Toi qui fus le premier à circonscrire le globe sans t’encombrer d’un équipage, tu ne recherchais pas l’exploit. C’est la poésie que tu poursuivais solitaire, en Quichotte des mers, dans le grand Sud. Ton récit tout entier en est illuminé. La poésie des vagues, « qui montent et descendent et rugissent l’histoire éternelle de la mer », celle des hommes surtout, car c’est à leur rencontre que tu vas, des Açores au Brésil, de Punta Arenas au Cap de Bonne-Espérance, de Sydney jusqu’aux îles Cocos, « avec leurs mille âmes aussi pures qu’il est possible de l’être sur cette terre pour de fragiles mortels. »
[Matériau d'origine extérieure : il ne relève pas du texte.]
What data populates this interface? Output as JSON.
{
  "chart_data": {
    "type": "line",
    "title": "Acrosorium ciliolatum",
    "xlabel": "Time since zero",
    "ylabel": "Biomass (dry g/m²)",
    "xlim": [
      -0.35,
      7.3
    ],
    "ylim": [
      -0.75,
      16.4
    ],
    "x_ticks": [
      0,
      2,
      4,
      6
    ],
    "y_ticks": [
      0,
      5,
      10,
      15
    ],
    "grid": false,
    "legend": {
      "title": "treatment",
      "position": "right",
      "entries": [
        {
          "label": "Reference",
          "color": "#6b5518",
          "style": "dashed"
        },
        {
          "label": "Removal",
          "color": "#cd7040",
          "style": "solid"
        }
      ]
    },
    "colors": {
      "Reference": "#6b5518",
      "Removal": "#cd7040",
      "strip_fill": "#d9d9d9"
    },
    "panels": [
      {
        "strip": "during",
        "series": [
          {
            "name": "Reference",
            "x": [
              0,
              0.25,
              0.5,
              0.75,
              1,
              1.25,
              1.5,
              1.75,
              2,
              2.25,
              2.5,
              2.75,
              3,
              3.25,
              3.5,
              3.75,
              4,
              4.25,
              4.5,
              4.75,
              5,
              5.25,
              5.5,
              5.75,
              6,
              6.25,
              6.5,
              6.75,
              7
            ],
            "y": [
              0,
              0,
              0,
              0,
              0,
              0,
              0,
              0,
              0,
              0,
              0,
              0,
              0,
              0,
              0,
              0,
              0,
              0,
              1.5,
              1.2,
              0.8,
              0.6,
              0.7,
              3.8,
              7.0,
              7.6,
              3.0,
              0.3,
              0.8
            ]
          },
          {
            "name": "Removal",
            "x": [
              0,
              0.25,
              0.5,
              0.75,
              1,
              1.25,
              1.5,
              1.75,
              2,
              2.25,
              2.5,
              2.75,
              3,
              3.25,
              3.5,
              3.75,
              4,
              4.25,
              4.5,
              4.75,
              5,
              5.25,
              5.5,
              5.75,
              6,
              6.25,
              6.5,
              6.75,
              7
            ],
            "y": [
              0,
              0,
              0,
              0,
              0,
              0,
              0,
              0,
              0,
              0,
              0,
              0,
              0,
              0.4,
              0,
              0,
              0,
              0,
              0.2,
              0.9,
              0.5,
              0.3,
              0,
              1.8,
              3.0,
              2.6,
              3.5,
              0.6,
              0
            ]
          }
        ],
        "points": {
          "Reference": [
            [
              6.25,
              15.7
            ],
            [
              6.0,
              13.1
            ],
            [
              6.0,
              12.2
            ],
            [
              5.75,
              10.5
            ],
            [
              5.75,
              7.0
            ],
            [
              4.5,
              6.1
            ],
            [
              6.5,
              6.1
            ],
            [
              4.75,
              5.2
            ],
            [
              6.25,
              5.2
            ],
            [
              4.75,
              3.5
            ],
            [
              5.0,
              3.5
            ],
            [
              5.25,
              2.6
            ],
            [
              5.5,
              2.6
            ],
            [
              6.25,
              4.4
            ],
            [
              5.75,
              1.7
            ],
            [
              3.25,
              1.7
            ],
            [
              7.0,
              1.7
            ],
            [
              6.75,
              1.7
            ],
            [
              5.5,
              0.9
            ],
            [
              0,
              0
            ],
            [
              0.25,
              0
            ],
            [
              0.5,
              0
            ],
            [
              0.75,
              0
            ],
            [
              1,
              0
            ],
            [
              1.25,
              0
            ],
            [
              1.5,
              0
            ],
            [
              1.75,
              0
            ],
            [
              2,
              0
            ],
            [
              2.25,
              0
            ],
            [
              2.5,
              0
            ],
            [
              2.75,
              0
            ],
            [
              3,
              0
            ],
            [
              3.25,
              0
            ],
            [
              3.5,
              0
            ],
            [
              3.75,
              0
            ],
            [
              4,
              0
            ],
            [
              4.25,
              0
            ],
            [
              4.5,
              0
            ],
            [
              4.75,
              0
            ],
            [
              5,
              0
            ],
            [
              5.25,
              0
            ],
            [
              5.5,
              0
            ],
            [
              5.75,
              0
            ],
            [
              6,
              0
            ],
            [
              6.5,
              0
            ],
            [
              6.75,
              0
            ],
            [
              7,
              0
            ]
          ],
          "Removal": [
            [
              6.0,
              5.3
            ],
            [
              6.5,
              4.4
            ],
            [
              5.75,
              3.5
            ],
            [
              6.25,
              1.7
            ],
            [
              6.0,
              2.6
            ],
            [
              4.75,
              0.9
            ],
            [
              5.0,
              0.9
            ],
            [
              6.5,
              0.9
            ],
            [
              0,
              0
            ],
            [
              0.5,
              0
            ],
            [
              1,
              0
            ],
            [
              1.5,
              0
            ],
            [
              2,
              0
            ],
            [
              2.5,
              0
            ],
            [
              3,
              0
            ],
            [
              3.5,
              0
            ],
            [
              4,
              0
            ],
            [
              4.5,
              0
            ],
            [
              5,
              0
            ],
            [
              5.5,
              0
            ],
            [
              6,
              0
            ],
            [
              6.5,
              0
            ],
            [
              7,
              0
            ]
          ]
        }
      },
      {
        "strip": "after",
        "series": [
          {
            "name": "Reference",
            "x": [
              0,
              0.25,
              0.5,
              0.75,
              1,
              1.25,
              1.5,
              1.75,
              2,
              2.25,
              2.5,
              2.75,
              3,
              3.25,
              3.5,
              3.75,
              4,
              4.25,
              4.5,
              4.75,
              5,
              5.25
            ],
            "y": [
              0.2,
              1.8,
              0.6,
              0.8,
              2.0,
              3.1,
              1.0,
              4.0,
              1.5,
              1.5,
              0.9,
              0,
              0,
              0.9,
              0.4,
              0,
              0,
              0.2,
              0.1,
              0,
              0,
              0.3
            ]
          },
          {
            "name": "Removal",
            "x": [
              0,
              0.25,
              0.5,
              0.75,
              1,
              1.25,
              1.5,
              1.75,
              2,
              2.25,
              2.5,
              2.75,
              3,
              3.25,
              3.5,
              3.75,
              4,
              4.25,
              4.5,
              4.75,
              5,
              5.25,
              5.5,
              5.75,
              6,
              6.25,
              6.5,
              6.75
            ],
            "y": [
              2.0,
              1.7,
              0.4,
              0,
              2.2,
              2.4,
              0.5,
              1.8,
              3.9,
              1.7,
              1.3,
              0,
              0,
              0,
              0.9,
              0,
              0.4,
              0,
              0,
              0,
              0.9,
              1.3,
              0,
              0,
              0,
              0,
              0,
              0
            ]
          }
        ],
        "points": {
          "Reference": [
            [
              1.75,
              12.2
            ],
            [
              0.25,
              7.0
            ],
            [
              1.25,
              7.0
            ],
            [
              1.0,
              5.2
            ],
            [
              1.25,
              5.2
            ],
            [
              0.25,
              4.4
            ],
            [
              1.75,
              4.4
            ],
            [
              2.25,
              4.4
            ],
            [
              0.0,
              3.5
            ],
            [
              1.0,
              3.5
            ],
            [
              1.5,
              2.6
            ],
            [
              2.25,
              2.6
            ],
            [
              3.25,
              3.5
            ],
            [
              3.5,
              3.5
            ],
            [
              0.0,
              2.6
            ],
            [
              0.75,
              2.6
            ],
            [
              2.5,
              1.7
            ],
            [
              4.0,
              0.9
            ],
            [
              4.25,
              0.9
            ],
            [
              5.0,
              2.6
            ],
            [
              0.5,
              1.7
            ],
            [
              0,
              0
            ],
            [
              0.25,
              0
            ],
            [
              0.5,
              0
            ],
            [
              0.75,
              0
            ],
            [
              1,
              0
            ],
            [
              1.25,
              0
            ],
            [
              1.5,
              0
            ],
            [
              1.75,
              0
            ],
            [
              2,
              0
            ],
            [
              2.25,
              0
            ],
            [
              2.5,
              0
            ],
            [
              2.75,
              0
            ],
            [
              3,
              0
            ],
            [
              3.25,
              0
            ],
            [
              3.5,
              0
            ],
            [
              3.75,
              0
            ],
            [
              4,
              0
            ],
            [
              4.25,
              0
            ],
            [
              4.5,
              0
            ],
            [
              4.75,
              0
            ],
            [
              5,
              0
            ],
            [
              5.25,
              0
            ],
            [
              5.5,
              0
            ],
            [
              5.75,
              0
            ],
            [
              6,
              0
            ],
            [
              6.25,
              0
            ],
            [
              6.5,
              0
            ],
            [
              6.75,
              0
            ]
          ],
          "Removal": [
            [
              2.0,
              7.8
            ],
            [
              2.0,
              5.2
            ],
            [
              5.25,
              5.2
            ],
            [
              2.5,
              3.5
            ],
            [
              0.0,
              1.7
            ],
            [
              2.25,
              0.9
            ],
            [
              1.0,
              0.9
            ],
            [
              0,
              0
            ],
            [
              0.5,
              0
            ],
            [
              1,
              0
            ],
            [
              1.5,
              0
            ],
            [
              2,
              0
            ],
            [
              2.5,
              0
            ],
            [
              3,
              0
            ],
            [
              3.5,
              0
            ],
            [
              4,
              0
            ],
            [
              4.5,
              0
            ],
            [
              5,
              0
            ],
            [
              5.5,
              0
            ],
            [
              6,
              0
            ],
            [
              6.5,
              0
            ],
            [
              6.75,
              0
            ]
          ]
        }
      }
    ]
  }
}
Tout cela, tu ne l’écris pas. J’apprécie plus que tout, dans ce récit majeur, l’absence de ces beaux discours que tant d’aventuriers professent à tour de bras – ils n’en ont que l’écorce. Sous ta plume, cela donne :

« J’ai résolu de faire le tour du monde et comme le 24 avril 1895 le vent est favorable, à midi je lève l’ancre, j’établis la voilure et je quitte Boston. »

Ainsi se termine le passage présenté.